Estudo realizado pelo Sempem (Serviço Municipal de Perícias Médicas) mostra que, em seis anos, a Prefeitura de Piracicaba contabilizou 10.102 dias de afastamento de servidores públicos municipais por uso de álcool ou drogas. O total de trabalhadores afastados por esse motivo soma 260, sendo que para cada caso, o número de dias de afastamento variou de um a 427 dias. A Secretaria de Educação foi a que apresentou o maior número de dias de afastamento (2493), seguida pela Guarda Civil (1978), Saúde (1944), Semuttran (1615), Administração (853), Obras (751), Sedema (193), Agricultura (180) e Semutri (155).

Sobre a quantidade de servidores afastados, a Guarda Municipal foi a que apresentou maior número: 63 servidores. Em seguida vem a Saúde com 52, Educação com 49, Semuttran com 46 e Administração, 21.

“Nosso objetivo foi o de quantificar o número de afastamentos e analisar o impacto destes sobre a vida do servidor e para a administração municipal. Para isso utilizamos a respectiva CID-10 (Classificação Internacional de Doenças), siglas F.10 a F.19 (Transtornos mentais e comportamentais devidos ao uso de substância psicoativa). A pesquisa foi realizada por profissional da saúde, sendo preservado o sigilo das informações e a identidade dos servidores”, explicou o interlocutor do Sempem e médico perito, Rubens Cenci Motta.

Para se chegar a esses números, Motta explicou que, a partir da informatização de dados, foi possível cruzar as informações dos pareceres médicos, dos médicos peritos e da Segurança do Trabalho. “Atualmente são cerca de 8 mil servidores municipais e, com esses dados em mãos, identificamos a necessidade de criar um programa de prevenção, pois até então atuávamos apenas com programas corretivos”, explicou.

Segundo Motta, o trabalho de identificação desses servidores é delicado. “Quem ingressa na prefeitura permanece 30, 35 anos. Será delicado realizar esse serviço para quem já tem 20 anos de casa e diagnóstico de patologia há 10 anos, por exemplo. O ideal é iniciarmos o trabalho com os ingressantes”, salientou.

Motta disse que, além da preocupação com a saúde do servidor, há um fator que deve ser levado em conta quando há afastamento desse trabalhador. “A prefeitura já trabalha no limite, em muitos casos há falta de servidores para que o atendimento seja a contento. Quando há um afastamento, o atendimento à população fica prejudicado e há outro agravante que onera os cofres públicos, pois para aquela vaga será necessário fazer outra contratação, somando pagamento de dois funcionários para a mesma vaga”, explicou.

Com a implantação do programa de prevenção atrelado ao já existente de correção, haverá uma sensível melhora na prestação de serviço à comunidade. “Nossa pretensão é diminuir a necessidade de contratação emergencial, dar apoio aos casos mais graves e tentar recuperar os recém-afastados.

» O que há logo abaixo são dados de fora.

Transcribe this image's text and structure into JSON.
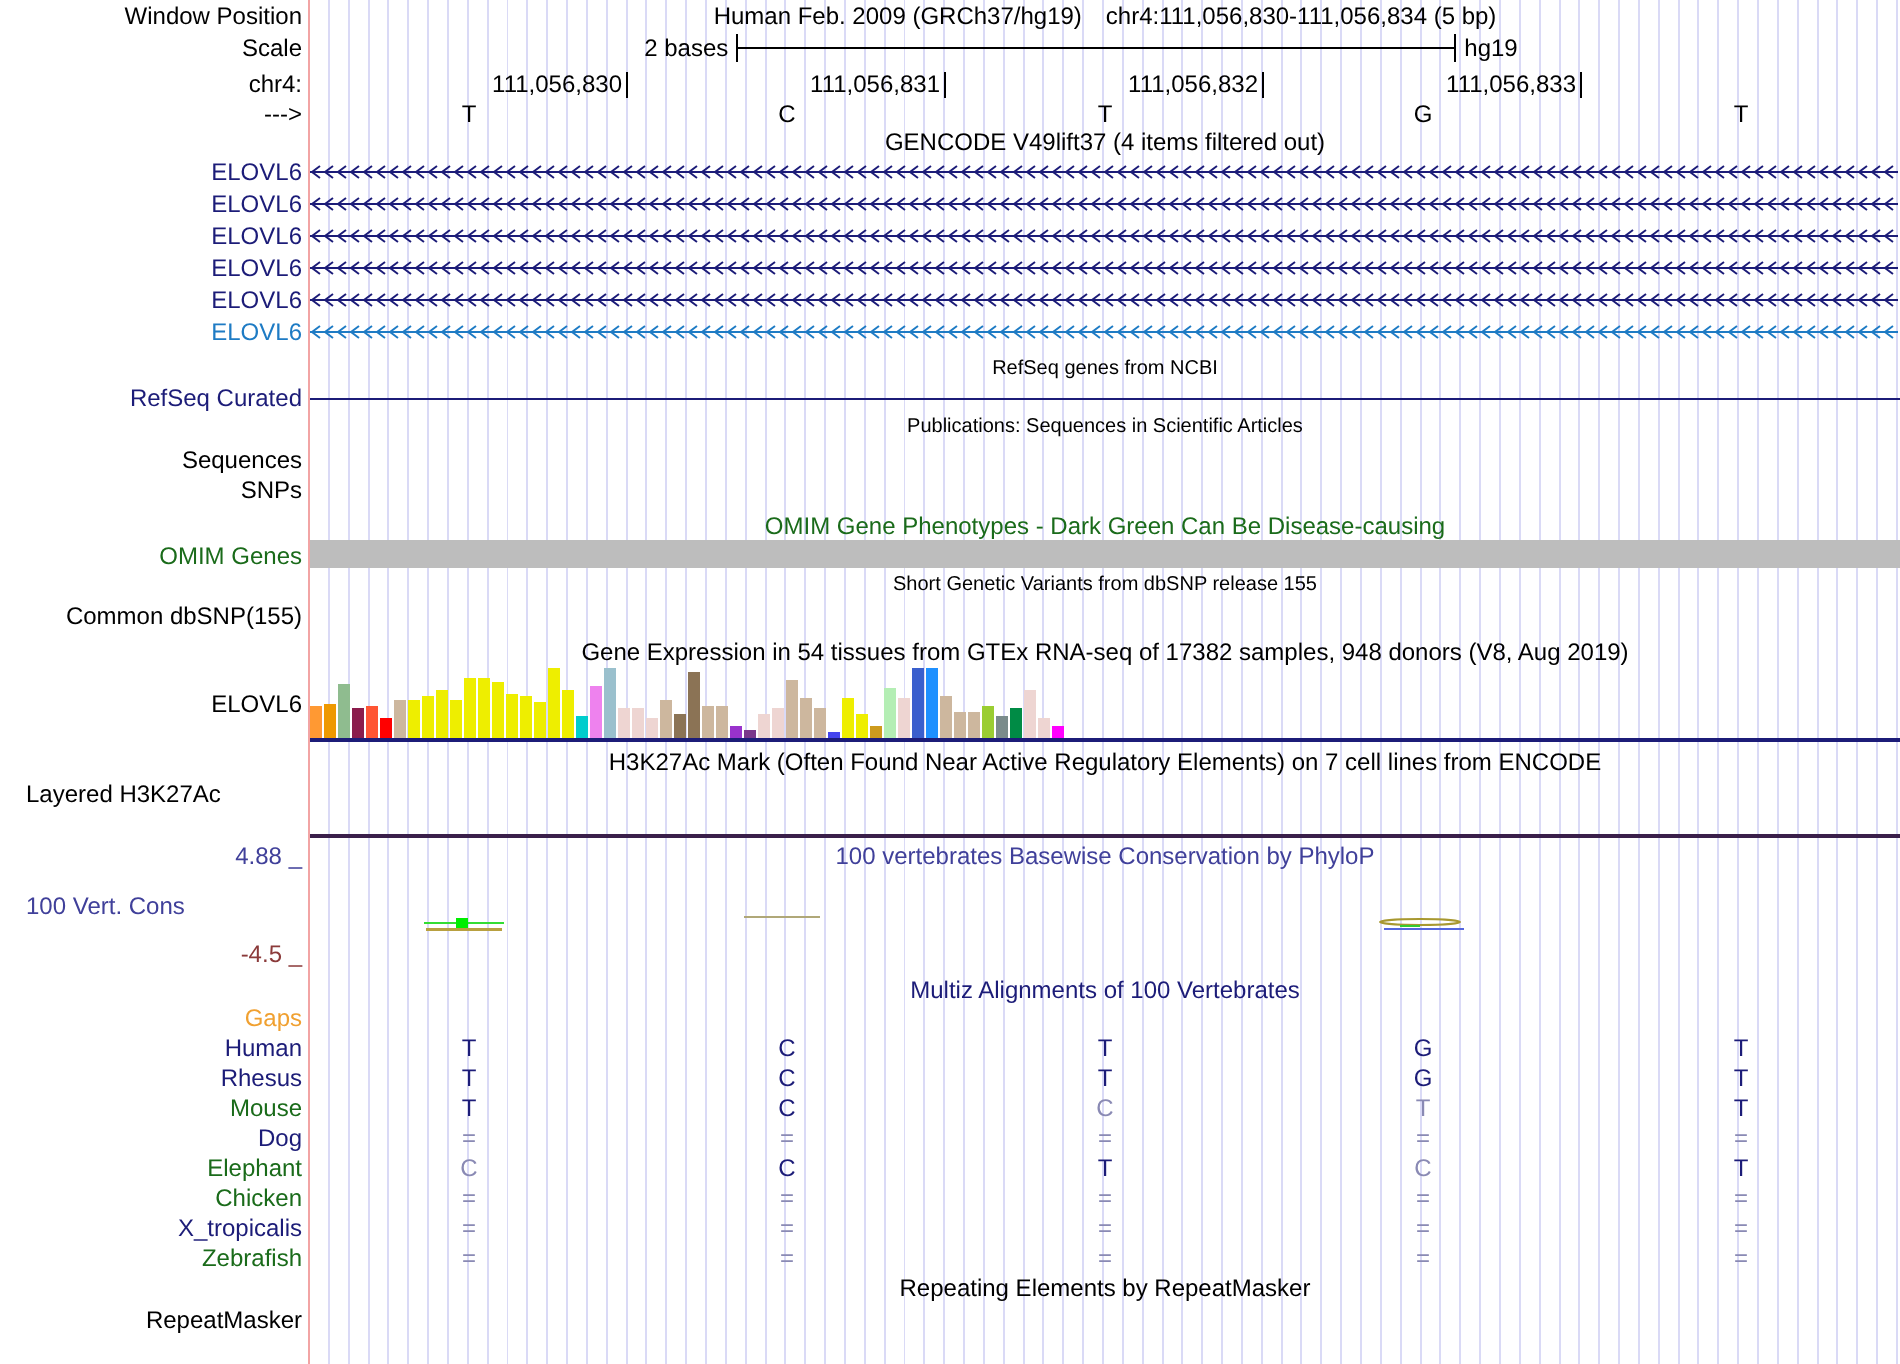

No caso dos guardas municipais, por exemplo, não existe a possibilidade de colocar um outro profissional no lugar do afastado, o que gera defasagem no serviço”, explicou.

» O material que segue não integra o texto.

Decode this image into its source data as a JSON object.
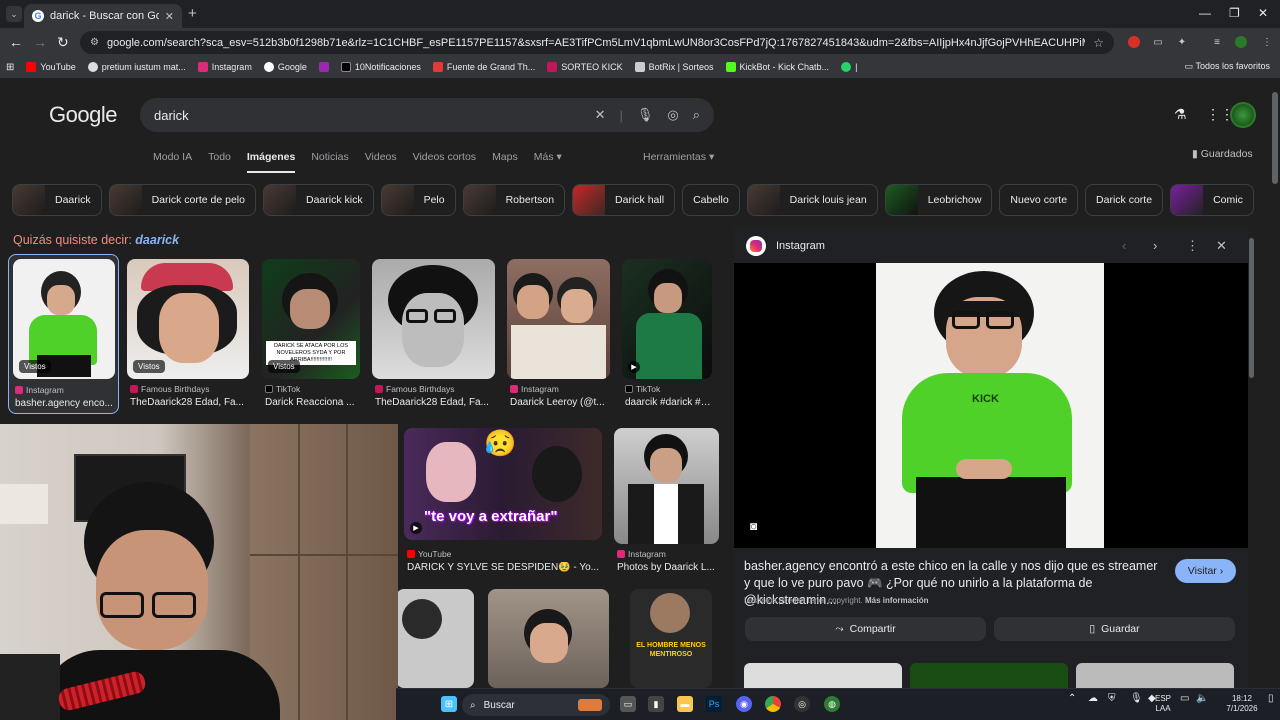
{
  "browser": {
    "tab_title": "darick - Buscar con Google",
    "url": "google.com/search?sca_esv=512b3b0f1298b71e&rlz=1C1CHBF_esPE1157PE1157&sxsrf=AE3TifPCm5LmV1qbmLwUN8or3CosFPd7jQ:1767827451843&udm=2&fbs=AIIjpHx4nJjfGojPVHhEACUHPiMQht6_BFq6vBIoFFRK7qchKHDX9TtpZ992..."
  },
  "bookmarks": {
    "items": [
      "YouTube",
      "pretium iustum mat...",
      "Instagram",
      "Google",
      "",
      "10Notificaciones",
      "Fuente de Grand Th...",
      "SORTEO KICK",
      "BotRix | Sorteos",
      "KickBot - Kick Chatb..."
    ],
    "all_favorites": "Todos los favoritos"
  },
  "google": {
    "logo": "Google",
    "query": "darick",
    "nav": [
      "Modo IA",
      "Todo",
      "Imágenes",
      "Noticias",
      "Videos",
      "Videos cortos",
      "Maps",
      "Más ▾"
    ],
    "tools": "Herramientas ▾",
    "saved": "Guardados",
    "chips": [
      "Daarick",
      "Darick corte de pelo",
      "Daarick kick",
      "Pelo",
      "Robertson",
      "Darick hall",
      "Cabello",
      "Darick louis jean",
      "Leobrichow",
      "Nuevo corte",
      "Darick corte",
      "Comic"
    ],
    "did_you_mean_prefix": "Quizás quisiste decir:",
    "did_you_mean_term": "daarick",
    "seen_badge": "Vistos",
    "results": [
      {
        "source": "Instagram",
        "caption": "basher.agency enco..."
      },
      {
        "source": "Famous Birthdays",
        "caption": "TheDaarick28 Edad, Fa..."
      },
      {
        "source": "TikTok",
        "caption": "Darick Reacciona ..."
      },
      {
        "source": "Famous Birthdays",
        "caption": "TheDaarick28 Edad, Fa..."
      },
      {
        "source": "Instagram",
        "caption": "Daarick Leeroy (@t..."
      },
      {
        "source": "TikTok",
        "caption": "daarcik #darick #th..."
      },
      {
        "source": "YouTube",
        "caption": "DARICK Y SYLVE SE DESPIDEN🥹 - Yo..."
      },
      {
        "source": "Instagram",
        "caption": "Photos by Daarick L..."
      }
    ],
    "overlay_tiktok": "DARICK SE ATACA POR LOS NOVELEROS SYDA Y POR ARRIBA!!!!!!!!!!!!!!",
    "overlay_youtube": "\"te voy a extrañar\"",
    "overlay_bottom": "EL HOMBRE MENOS MENTIROSO"
  },
  "panel": {
    "source": "Instagram",
    "description": "basher.agency encontró a este chico en la calle y nos dijo que es streamer y que lo ve puro pavo 🎮 ¿Por qué no unirlo a la plataforma de @kickstreamin...",
    "visit": "Visitar ›",
    "copyright": "Las fotos pueden tener copyright.",
    "more_info": "Más información",
    "share": "Compartir",
    "save": "Guardar"
  },
  "taskbar": {
    "search": "Buscar",
    "lang1": "ESP",
    "lang2": "LAA",
    "time": "18:12",
    "date": "7/1/2026"
  },
  "colors": {
    "accent": "#8ab4f8",
    "kick_green": "#53fc18",
    "hoodie": "#4fd12a",
    "did_you_mean": "#f28b82"
  }
}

SINDICATO – O diretor do Sindicado dos Trabalhadores Municipais de Piracicaba e Região, José Osmir Bertazzoni, disse que desconhece a fonte de dados deste estudo e questionou a qualidade da mesma. “Aqui no Sindicato atuamos com esse trabalho multiprofissional há 20 anos. Vale saber se neste estudo também se questiona o motivo pelo qual este trabalhador iniciou o uso de medicamentos controlados, drogas ou álcool. Esses trabalhadores listados como os que mais se enquadram nessa realidade são os que atuam no limite de suas funções, com alto nível de estresse. No entanto, tudo que venha agregar para dar suporte de dignidade a esses trabalhadores, mesmo que de maneira tardia, o Sindicato se coloca à disposição para ajudar”, ressaltou.